To date, we have not put any sponsors into a noncompliant status
solely because they have a through-the-fence arrangement.
This proposed policy will not have a significant impact on the
eight noncompliant sponsors.
They will be required to continue working with local FAA staff to
develop a corrective action plan to address their grant assurance
violations. Once the FAA
accepts that corrective action plan, it will become their residential
through-the-fence access plan.
The proposed
policy also establishes a process for renewing or extending existing
residential through-the-fence access arrangements as well as addressing
the rare circumstance in which an airport with existing access might
need to develop a new access point or allow a new homeowner to use an
existing access point. We
refer to this limited development of new access points as “additional”
access. For an airport to
propose “additional” access, it must have had existing access as of
September 9, 2010. In light
of the fundamental concerns that are guiding the new policy, any
additional access would be subject to stringent requirements to ensure
the new access will not limit the airport’s ability to fulfill its role
in the NPIAS. This is also
why we propose to limit additional access agreements to twenty years.
We use twenty years as a natural planning horizon, and it’s also
used to define the useful life of most capital grants.
The proposed
policy is currently out for public comment, and the comment period will
remain open until October 25, 2010.
My office has worked extremely hard to arrive at a policy that
addresses the concerns and needs of state and local governments and of
the general aviation community while fulfilling our obligation to
protect the role that NPIAS airports play in the national system.

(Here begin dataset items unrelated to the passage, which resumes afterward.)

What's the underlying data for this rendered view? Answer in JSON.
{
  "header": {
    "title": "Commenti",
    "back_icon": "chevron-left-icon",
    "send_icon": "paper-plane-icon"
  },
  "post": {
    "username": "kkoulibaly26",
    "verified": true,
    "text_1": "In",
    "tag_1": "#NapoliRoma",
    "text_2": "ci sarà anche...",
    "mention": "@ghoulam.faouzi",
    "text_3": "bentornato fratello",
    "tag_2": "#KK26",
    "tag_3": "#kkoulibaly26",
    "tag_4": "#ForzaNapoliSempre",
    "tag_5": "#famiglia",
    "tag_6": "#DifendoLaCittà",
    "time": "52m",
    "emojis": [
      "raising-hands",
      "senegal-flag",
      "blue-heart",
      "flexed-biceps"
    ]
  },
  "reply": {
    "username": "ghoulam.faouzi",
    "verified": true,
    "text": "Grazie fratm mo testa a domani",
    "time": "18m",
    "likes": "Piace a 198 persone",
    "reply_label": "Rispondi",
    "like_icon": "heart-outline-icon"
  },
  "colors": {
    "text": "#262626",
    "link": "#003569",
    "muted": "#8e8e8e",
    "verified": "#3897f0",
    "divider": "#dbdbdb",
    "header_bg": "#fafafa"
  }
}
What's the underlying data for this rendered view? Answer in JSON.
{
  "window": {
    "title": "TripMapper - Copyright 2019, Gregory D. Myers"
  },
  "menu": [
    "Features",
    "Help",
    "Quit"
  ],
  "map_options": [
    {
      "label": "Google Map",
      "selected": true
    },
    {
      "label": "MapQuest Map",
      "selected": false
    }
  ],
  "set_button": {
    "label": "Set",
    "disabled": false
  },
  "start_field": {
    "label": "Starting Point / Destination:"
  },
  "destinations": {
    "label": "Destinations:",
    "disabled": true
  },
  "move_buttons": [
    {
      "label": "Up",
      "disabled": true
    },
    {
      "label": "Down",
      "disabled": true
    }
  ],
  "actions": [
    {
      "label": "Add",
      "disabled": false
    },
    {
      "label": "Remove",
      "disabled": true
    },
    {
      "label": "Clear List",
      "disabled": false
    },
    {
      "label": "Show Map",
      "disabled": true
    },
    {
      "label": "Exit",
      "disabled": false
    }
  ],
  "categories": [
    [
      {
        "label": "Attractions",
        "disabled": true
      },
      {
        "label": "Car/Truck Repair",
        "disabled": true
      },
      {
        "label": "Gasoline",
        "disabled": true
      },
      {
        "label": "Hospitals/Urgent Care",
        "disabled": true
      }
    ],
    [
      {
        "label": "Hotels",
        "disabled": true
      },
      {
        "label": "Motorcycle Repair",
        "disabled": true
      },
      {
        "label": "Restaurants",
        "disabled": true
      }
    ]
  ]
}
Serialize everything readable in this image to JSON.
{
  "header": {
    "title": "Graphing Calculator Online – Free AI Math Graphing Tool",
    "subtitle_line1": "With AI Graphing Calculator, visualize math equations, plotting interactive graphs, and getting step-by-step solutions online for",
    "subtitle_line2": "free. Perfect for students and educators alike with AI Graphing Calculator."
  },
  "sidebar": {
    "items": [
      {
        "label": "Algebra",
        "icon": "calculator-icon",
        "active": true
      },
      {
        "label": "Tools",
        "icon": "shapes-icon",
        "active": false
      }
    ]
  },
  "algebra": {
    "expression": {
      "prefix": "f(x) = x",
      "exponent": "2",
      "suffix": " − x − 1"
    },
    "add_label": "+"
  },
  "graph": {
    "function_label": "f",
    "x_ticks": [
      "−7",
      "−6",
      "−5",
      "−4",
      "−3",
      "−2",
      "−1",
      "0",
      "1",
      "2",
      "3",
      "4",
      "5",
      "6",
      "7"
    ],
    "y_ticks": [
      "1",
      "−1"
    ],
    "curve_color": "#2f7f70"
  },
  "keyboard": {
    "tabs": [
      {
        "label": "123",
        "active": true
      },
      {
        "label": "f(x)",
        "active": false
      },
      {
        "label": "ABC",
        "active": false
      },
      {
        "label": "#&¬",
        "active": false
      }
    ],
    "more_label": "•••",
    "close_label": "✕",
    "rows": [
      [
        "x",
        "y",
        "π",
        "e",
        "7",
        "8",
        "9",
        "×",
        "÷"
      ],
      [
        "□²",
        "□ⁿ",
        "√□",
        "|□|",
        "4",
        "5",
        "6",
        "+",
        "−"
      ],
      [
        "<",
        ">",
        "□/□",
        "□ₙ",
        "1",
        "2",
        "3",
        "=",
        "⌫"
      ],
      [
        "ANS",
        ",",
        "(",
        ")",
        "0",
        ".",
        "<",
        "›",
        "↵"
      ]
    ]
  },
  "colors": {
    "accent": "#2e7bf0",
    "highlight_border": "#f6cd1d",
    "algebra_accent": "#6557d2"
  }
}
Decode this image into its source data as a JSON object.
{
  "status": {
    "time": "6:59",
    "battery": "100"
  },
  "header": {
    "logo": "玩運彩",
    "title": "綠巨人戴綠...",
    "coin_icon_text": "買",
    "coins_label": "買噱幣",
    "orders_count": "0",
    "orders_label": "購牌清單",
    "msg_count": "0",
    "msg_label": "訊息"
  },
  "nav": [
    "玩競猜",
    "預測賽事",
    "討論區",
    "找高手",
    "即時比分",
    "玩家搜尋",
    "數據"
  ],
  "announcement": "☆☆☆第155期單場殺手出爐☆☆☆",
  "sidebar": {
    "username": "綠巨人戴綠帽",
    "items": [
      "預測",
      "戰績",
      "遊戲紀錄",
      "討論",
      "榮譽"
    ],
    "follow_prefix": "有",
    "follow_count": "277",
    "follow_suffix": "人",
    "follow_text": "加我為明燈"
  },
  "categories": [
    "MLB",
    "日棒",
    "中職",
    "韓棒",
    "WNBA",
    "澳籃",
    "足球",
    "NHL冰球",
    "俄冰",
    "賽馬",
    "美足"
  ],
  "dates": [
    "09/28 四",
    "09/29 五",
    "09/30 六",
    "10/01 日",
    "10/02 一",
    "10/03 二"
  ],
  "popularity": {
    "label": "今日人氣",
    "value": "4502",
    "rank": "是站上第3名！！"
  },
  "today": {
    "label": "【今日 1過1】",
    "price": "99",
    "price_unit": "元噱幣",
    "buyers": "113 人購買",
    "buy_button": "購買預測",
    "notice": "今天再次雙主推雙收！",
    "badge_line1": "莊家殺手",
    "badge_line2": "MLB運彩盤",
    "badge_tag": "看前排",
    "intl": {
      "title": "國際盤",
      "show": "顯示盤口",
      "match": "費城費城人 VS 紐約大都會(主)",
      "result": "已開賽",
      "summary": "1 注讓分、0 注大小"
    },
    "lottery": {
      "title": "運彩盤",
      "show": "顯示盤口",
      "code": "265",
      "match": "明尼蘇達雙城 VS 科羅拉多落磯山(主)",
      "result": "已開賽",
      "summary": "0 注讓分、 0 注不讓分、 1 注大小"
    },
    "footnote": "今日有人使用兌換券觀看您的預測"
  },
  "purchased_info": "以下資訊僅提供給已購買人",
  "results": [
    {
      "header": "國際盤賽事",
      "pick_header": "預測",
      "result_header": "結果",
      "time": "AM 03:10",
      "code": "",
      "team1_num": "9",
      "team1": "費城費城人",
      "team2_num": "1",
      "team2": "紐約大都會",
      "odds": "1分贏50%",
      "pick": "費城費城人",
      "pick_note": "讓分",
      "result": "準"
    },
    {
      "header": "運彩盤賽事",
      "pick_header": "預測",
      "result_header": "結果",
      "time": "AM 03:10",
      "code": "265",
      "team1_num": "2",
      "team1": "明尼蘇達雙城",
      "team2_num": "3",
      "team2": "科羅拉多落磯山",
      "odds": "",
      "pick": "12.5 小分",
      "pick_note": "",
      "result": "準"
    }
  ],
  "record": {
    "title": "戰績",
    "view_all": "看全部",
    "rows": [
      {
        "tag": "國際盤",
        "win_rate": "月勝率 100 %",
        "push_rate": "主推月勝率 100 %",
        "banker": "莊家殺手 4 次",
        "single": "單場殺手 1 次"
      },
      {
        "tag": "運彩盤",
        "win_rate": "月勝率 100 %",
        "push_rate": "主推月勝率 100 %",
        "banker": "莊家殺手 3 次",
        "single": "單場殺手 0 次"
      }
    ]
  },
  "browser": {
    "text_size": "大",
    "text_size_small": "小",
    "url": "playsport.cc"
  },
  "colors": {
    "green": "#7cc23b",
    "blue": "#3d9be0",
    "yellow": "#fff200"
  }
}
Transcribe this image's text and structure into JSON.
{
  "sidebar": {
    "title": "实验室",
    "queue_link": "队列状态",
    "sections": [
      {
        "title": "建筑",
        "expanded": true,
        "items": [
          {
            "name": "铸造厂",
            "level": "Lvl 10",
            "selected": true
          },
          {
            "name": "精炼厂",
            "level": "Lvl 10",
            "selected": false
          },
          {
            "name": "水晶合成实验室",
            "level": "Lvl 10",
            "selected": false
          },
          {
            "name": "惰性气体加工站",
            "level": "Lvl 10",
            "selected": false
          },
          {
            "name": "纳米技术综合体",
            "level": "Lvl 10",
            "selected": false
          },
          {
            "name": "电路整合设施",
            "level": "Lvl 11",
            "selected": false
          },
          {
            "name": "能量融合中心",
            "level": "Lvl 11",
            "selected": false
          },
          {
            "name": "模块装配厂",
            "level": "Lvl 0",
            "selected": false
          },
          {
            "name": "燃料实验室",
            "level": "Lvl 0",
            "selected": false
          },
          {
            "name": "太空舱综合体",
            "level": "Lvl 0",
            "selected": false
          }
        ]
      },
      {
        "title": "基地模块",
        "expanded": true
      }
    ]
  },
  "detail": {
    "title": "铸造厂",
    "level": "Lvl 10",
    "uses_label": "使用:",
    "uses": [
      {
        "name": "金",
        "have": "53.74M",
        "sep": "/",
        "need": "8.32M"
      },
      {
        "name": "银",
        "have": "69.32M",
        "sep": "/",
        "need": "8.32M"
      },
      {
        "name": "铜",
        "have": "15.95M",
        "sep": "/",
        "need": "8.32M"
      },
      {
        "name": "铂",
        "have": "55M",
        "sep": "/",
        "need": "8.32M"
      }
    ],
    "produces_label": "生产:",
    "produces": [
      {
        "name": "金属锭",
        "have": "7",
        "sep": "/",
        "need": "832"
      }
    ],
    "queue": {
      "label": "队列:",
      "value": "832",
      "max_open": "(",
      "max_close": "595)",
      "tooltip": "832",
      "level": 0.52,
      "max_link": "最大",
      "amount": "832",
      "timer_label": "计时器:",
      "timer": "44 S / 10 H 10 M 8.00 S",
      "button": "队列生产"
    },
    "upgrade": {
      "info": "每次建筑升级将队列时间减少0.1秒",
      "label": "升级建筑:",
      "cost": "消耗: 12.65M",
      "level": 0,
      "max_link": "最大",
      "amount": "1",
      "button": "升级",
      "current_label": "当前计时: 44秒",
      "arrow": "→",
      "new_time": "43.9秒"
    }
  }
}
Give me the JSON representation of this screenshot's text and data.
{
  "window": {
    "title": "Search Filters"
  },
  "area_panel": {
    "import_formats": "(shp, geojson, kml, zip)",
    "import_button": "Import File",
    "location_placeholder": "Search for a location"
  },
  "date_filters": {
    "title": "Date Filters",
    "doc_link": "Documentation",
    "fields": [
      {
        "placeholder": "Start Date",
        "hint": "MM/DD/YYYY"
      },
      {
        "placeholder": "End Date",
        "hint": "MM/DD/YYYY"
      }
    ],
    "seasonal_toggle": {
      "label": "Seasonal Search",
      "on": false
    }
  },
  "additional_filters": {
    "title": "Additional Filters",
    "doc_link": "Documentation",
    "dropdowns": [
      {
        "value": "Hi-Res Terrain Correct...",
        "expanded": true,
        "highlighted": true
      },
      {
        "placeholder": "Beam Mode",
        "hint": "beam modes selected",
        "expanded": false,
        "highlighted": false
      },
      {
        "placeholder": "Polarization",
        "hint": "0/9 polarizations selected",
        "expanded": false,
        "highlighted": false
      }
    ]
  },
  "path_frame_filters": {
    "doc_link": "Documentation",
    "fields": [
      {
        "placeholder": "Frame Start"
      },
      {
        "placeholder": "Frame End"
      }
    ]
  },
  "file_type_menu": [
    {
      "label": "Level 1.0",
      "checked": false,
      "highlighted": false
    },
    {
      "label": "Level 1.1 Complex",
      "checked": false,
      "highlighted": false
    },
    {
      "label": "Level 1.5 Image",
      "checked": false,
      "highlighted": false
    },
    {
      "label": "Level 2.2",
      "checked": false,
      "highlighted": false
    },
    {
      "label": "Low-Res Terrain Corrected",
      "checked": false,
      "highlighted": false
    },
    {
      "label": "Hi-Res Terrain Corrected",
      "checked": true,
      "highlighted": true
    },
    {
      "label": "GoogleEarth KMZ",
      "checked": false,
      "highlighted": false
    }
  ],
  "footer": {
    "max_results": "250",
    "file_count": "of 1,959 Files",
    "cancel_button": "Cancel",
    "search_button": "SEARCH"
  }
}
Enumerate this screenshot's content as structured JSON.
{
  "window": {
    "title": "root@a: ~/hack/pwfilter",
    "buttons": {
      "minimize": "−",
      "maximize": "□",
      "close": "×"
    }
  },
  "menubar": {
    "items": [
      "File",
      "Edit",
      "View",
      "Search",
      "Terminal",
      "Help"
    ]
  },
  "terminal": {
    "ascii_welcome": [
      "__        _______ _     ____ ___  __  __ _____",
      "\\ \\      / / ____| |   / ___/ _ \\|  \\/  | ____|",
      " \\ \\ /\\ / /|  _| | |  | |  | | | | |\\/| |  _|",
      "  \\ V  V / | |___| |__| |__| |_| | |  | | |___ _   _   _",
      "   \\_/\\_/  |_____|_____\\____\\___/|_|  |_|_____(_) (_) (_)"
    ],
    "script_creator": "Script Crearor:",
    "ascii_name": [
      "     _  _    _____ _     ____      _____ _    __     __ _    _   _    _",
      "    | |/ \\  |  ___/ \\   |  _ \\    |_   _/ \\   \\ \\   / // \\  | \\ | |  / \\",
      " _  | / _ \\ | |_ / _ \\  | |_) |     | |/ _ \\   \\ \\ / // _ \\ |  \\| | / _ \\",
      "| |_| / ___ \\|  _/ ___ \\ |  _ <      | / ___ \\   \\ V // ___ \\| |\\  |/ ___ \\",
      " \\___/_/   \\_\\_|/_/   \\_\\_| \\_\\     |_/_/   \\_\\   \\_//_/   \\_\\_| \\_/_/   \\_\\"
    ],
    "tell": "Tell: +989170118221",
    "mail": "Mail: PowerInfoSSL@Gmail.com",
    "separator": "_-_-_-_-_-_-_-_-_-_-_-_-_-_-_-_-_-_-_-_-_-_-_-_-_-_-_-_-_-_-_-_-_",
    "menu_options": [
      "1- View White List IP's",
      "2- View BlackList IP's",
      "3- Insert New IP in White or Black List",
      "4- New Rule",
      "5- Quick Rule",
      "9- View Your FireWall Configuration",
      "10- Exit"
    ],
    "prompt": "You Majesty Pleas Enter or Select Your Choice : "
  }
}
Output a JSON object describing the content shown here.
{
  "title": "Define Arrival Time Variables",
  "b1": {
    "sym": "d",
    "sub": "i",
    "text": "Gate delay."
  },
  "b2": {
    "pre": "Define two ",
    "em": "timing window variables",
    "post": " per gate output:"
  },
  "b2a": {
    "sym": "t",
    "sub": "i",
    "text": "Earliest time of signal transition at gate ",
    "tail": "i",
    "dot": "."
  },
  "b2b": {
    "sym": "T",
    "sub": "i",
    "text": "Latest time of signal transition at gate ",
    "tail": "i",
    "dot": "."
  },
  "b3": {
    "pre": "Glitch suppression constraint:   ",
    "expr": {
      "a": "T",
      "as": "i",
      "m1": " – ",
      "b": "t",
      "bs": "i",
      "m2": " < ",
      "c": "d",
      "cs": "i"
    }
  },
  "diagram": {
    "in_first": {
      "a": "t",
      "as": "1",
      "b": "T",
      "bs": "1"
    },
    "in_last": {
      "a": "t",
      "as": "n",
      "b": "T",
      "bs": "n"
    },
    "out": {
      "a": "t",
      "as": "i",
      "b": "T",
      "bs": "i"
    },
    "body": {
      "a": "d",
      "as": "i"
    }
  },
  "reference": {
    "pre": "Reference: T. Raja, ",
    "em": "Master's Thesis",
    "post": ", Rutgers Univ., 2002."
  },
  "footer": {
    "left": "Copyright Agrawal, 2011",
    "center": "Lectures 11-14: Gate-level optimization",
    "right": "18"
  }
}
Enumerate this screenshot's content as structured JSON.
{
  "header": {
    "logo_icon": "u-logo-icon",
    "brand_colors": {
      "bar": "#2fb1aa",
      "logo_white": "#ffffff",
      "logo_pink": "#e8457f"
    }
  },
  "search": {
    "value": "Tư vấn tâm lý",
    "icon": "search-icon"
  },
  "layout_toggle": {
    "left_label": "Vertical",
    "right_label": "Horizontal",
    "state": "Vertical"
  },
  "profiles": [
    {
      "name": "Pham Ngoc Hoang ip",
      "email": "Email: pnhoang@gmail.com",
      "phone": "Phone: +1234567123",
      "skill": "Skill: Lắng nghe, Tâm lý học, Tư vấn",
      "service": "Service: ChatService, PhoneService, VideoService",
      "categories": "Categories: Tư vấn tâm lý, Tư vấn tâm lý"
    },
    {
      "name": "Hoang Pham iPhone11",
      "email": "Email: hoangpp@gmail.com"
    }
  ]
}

I encourage those users to comment and look forward to receiving
their input. I believe our
staff has given full and fair consideration to all the ideas and
feedback we have received up to this point in the process, and I assure
you that we will continue to be open minded as we review the public
comments on our draft policy.
The FAA’s Office
of Airports appreciates the important role general aviation plays in our
national aviation system.
GA airports play a vital role in the NPIAS, as well as in their local
communities. For
communities all over the country, GA airports have for decades been
where we train our pilots, have provided medical and law enforcement
response, enabled aviation to be at the front lines of response to
natural disasters, been the backbone of agricultural communities, and
enabled deliveries to remote locations.
It is for these purposes that Congress enacted the Airport
Improvement Program, and it is these purposes that are protected by
grant assurances.
As a result, part
of the FAA’s responsibility is to safeguard the general aviation
infrastructure in this country.
Based on our experience and observations, we believe that
residential through-the-fence arrangements have the potential to do far
greater harm than good. If
the control exercised by an airport sponsor is compromised, harm is
done. If an airport that
was selected for inclusion in the NPIAS based on a strategic long-term
vision no longer has the ability to grow and fulfill its role, harm is
done. If public monies can
be spent to correct deficiencies or problems caused by residential
through-the-fence arrangements, harm is done.
The FAA takes
seriously its responsibility to make wise, value-maximizing investments
with its AIP grant funds. I believe our proposed policy regarding access
to airports from residential property reflects the long view this
Committee expects us to take when we invest $3.5 billion in our airport
system annually. This responsibility must also include the continued
advancement of the principles that have built the strongest national
aviation system in the world.
We may not be able to predict where the demand will grow or how
our capacity needs might change, but we must use every available tool we
have to ensure the airports selected to serve in our national system
remain flexible enough to expand and adapt.